Coronavirus (COVID-19) recovery - public health, public services and justice system reforms: consultation analysis

Independent analysis of the responses to the consultation on supporting Scotland's recovery from coronavirus. This relates to the Coronavirus (Recovery and Reform) (Scotland) Bill.

Appendix B: Additional information

A small number of questions - H1, J7 and Q34 - received either a very large number of responses or included detailed technical information in responses. It has not been possible to include the full analysis of these questions within the main report. This appendix therefore summarises the less commonly mentioned themes and specific technical evidence identified at these questions.

H1 – Education: powers to close educational establishments, and to ensure the continuity of education

Some respondents, including a few local authorities that supported extension but opposed permanence, emphasised the importance of local authorities input into decisions about closures, rather than central government making the decision without local stakeholders.

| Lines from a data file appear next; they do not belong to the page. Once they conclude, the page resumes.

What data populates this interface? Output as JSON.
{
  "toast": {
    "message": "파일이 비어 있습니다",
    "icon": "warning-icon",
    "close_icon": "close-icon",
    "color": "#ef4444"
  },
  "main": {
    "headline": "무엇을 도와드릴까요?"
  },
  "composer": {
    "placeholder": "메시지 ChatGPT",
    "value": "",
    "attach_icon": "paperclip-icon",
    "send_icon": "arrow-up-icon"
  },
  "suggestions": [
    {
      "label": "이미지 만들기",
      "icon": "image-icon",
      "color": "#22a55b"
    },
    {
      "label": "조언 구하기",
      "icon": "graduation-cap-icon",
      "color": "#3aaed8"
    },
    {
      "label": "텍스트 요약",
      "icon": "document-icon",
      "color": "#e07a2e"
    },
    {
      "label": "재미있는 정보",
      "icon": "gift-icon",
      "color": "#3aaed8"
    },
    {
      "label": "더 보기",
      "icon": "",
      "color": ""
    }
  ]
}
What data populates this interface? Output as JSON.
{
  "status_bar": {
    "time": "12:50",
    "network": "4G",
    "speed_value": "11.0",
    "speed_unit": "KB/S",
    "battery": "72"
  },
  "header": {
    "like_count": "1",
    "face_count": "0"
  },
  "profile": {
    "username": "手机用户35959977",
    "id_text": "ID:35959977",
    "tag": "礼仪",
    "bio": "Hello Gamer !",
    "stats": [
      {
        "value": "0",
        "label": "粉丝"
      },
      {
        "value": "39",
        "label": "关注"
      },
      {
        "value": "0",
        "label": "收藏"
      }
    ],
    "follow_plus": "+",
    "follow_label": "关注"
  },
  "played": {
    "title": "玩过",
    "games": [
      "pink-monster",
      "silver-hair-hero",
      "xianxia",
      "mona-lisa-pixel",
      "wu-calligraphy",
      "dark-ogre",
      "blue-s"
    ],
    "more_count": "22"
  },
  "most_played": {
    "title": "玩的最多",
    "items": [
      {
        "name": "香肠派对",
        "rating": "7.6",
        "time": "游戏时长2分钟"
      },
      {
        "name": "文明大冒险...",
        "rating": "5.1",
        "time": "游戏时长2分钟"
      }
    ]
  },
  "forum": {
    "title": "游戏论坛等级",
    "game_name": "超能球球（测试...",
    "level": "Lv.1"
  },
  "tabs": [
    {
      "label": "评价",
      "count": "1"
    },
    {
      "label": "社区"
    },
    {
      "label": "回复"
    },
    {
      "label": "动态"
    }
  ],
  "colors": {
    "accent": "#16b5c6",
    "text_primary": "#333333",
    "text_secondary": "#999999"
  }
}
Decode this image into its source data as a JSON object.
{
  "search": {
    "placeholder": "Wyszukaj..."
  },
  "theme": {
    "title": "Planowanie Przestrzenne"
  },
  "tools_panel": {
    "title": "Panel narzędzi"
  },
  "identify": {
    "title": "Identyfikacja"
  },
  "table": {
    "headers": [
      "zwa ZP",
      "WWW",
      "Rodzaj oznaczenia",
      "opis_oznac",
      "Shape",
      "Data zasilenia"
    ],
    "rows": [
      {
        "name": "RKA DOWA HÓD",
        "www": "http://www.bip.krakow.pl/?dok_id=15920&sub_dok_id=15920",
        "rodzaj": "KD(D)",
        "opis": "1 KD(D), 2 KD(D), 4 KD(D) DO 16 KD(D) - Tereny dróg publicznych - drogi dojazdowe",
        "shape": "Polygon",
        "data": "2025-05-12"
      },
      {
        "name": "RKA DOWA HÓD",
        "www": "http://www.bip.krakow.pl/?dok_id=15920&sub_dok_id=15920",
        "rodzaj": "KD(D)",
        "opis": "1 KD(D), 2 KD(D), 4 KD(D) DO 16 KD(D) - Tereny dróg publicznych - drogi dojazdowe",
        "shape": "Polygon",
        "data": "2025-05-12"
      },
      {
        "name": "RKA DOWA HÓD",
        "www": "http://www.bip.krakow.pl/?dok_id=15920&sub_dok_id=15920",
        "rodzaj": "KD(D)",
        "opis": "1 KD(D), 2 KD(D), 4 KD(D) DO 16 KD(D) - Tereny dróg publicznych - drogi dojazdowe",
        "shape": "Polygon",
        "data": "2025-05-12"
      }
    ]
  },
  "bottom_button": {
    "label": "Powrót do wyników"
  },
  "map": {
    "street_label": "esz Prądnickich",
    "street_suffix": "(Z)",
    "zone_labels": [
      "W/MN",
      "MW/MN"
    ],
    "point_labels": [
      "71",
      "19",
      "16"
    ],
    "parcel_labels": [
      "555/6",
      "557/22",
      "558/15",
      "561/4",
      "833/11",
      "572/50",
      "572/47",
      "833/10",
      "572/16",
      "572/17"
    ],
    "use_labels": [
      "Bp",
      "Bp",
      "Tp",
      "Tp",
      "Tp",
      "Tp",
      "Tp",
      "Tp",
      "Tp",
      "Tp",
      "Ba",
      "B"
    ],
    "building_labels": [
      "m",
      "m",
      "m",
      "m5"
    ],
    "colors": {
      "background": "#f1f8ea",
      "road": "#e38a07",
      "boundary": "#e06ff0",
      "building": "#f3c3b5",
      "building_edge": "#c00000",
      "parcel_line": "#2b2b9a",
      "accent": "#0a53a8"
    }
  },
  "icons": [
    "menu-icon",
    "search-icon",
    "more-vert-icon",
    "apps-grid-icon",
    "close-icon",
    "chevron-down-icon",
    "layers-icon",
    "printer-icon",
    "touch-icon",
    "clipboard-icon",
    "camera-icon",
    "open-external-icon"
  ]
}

“Education is a local matter and decisions around school matters should be taken whenever possible by councils.” (Extract from Dundee City Council)

The Scottish Council of Independent Schools opposed extension or permanence, noting the particular challenges that face independent schools including a mix of day and residential students, and where there are a large number of international students. The University & College Union Scotland felt the provision should be extended but, as it had not been necessary to date to use the power to close universities and colleges, there was no need for permanence. Universities Scotland gave a similar view, but opposed extension and permanence. In response to another question, the Children and Young People’s Commissioner Scotland opposed this measure for the same reason.

“It is not appropriate for emergency powers such as these to remain ‘on the books’ for use by any future government without prior reference to Parliament. It is particularly concerning that in at least one case (educational closure direction) these proposals include powers that were not used during the current pandemic. Unused (and therefore unnecessary) provisions cannot justifiably be extended.” (Extract from Children and Young People’s Commissioner Scotland)

“A number of families we work with were supported by a number of the measures introduced under these directions. This power was key to ensuring mitigations were put in place when schools were closed nationally or were forced to close due to Covid outbreaks.” (Extract from Families Outside)

In response to another question, the Equality and Human Rights Commission emphasised the need to ensure measures are taken to ensure disabled people are able to access the remote technology used to deliver public services virtually. Enquire made a similar point.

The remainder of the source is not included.